A 2011 study published by the American College of Emergency Physicians found that dead batteries account for nearly 25 percent of AED failures. Batteries can last anywhere from two to seven years, depending on the brand, the environment (temperature and humidity) where the units are stored, and whether the unit is used frequently for training or for treatment of SCA victims. While all AEDs have an active status indicator that will alert owners visually and/or audibly of a low battery, one new model has a maintenance screen displaying the pad and battery expiration dates and the battery life remaining.

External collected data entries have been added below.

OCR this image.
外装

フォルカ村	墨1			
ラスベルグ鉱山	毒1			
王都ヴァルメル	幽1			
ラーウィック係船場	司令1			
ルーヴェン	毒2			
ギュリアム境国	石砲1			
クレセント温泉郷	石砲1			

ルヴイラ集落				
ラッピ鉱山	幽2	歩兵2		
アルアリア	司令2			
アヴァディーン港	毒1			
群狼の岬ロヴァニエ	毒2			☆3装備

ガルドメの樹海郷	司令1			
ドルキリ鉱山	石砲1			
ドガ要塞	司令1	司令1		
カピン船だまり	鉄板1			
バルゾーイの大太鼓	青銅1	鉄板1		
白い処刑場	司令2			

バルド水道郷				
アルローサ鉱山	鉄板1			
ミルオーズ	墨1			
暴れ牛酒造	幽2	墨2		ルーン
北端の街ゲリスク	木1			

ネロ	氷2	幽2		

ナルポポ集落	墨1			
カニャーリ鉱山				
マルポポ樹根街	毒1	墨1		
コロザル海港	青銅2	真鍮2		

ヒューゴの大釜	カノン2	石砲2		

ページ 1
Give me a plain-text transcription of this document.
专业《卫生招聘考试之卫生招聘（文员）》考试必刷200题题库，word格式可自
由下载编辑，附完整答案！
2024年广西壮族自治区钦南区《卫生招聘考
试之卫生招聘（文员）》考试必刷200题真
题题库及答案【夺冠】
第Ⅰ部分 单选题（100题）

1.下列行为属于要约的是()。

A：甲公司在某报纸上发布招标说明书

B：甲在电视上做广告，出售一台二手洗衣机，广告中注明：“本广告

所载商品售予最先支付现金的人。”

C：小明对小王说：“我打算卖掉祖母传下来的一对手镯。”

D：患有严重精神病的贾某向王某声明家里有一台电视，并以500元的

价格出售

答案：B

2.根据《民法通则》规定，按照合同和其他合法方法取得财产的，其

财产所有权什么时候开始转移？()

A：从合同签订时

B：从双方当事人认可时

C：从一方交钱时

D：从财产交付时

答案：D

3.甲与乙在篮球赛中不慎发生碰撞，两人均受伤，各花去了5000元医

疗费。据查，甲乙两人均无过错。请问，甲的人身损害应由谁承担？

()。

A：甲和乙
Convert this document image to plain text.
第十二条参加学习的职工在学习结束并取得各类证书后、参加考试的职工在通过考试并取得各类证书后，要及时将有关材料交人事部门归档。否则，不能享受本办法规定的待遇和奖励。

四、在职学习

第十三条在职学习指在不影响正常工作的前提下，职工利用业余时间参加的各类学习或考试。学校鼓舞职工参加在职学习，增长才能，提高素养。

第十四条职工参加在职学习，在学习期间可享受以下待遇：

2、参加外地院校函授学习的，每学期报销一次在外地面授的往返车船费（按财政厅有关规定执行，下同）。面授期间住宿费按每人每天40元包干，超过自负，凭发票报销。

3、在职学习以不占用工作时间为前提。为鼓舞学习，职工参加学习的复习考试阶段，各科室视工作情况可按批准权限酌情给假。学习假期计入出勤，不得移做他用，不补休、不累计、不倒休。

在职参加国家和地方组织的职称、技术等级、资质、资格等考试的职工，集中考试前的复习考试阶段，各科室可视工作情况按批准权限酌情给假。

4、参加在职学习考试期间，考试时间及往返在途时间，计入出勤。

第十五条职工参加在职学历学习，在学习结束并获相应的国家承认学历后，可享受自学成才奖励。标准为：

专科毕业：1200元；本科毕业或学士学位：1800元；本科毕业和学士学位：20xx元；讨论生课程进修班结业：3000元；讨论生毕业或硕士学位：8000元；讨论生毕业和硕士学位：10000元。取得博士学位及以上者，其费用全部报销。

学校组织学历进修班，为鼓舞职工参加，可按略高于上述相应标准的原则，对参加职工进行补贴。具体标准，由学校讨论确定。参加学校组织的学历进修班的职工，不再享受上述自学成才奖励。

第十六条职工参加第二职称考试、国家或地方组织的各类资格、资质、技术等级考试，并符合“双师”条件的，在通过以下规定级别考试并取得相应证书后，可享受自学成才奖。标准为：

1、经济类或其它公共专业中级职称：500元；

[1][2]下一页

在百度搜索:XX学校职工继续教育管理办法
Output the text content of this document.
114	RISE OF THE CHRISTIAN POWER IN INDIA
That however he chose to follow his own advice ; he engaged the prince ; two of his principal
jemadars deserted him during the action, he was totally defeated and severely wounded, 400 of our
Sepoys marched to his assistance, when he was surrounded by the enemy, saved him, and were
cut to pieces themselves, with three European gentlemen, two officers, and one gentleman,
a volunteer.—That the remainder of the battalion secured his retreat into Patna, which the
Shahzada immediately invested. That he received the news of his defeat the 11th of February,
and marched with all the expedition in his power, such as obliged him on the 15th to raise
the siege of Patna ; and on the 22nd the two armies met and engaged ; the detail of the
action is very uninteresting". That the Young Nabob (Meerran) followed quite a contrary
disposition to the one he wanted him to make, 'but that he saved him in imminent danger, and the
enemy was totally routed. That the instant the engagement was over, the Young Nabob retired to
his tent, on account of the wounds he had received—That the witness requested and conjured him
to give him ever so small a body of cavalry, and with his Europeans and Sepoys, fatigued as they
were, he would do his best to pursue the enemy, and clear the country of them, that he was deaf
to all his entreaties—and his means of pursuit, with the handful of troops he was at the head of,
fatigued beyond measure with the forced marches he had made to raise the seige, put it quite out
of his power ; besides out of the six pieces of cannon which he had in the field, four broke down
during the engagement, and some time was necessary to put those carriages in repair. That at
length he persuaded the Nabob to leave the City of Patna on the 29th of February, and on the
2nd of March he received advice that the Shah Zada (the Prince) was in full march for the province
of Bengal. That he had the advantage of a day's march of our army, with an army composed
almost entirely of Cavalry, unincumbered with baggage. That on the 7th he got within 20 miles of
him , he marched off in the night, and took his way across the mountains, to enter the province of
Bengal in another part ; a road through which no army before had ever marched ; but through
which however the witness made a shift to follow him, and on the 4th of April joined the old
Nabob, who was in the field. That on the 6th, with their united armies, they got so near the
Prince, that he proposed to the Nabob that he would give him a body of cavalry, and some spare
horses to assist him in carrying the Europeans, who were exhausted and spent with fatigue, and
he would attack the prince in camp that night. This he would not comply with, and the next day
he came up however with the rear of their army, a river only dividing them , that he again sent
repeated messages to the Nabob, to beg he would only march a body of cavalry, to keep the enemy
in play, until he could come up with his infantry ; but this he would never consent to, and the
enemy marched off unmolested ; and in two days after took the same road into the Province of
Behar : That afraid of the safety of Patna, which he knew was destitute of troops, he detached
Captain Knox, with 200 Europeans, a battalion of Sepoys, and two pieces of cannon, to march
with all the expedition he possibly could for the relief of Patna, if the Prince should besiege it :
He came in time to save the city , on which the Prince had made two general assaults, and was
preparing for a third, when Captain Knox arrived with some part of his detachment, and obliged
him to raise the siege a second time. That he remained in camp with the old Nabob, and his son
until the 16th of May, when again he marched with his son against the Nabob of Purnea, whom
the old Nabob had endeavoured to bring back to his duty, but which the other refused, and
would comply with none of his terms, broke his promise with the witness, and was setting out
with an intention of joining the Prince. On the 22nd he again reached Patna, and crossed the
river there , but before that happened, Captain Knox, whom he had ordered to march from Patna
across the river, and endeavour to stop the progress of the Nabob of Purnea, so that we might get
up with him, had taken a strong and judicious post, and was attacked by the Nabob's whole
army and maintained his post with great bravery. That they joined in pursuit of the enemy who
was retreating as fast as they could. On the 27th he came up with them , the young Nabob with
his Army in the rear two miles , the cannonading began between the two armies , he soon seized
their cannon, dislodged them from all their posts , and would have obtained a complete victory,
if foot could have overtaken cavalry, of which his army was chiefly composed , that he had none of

AED pads, which use gel to make contact with the victim’s skin, also have a certain shelf life (typically from 18 to 30 months). Here, again, technology has been developed to improve AED operation and maintenance to avoid use beyond important expiration dates. AEDs notify responders if the pads are connected or are applied correctly on the victim’s chest to maximize their effectiveness. Also, devices with “intelligent” pad technology detect when the pads need to be replaced based on their expiration date or whether the pads have enough gel to perform defibrillation. Owners are alerted by a flashing red light, an audible alarm like a smoke detector, or a warning indicator that appears on the unit.

Video prompts further assist in maintaining units, with visual guides of how to replace batteries and pads and how to upgrade the device’s software. Recent improvements to the process of updating software mean that owners no longer have to send their units back to the manufacturer for updates, which could leave them without an AED until it is returned. Now, digital cards and USB ports allow owners to update their AEDs in the field by downloading software electronically. Enabling software to be upgraded in the field keeps AEDs in optimal working condition and on site at all times.

Straightforward Solutions
With advancements in voice prompts, video displays, and other user interfaces, new technology has made AEDs even simpler for anyone to use. However, technology itself is insufficient without regular upkeep. Business owners must continually ensure that units are in working order and that staff members receive training so they know how to deploy and maintain the equipment. They should place AEDs in central locations with signage that easily identifies the equipment and its purpose, much like wall-mounted cases for fire extinguishers.

Because SCA is frequent in public places and often occurs at a distance from immediate medical help, implementing an AED program that encourages early defibrillation is a smart precaution. With approximately one person dying every two minutes from SCA, an increased use of AEDs and a greater understanding of how they work may be the difference between saving a life and losing one.

Liability 101: Who’s to Blame?
When SCA occurs, many bystanders believe there will be legal repercussions if they are unable to resuscitate a victim with an AED. In fact, there have been no successful cases reported to date where someone was proven liable for using an AED. Each state also has a Good Samaritan Law which protects laypersons from being held liable if injury or death results during an emergency. This protection is valid so long as the rescuer acts with good intentions to aid the victim to the best of his or her ability. On the other hand, a company without an AED on site may face a lawsuit should a SCA victim suffer extreme injury or death. In 2011, the parents of a teen-ager settled their $40 million lawsuit against a swim club that did not have an AED on location. By the time paramedics arrived 13 minutes later with a unit, the boy already had suffered extensive brain damage.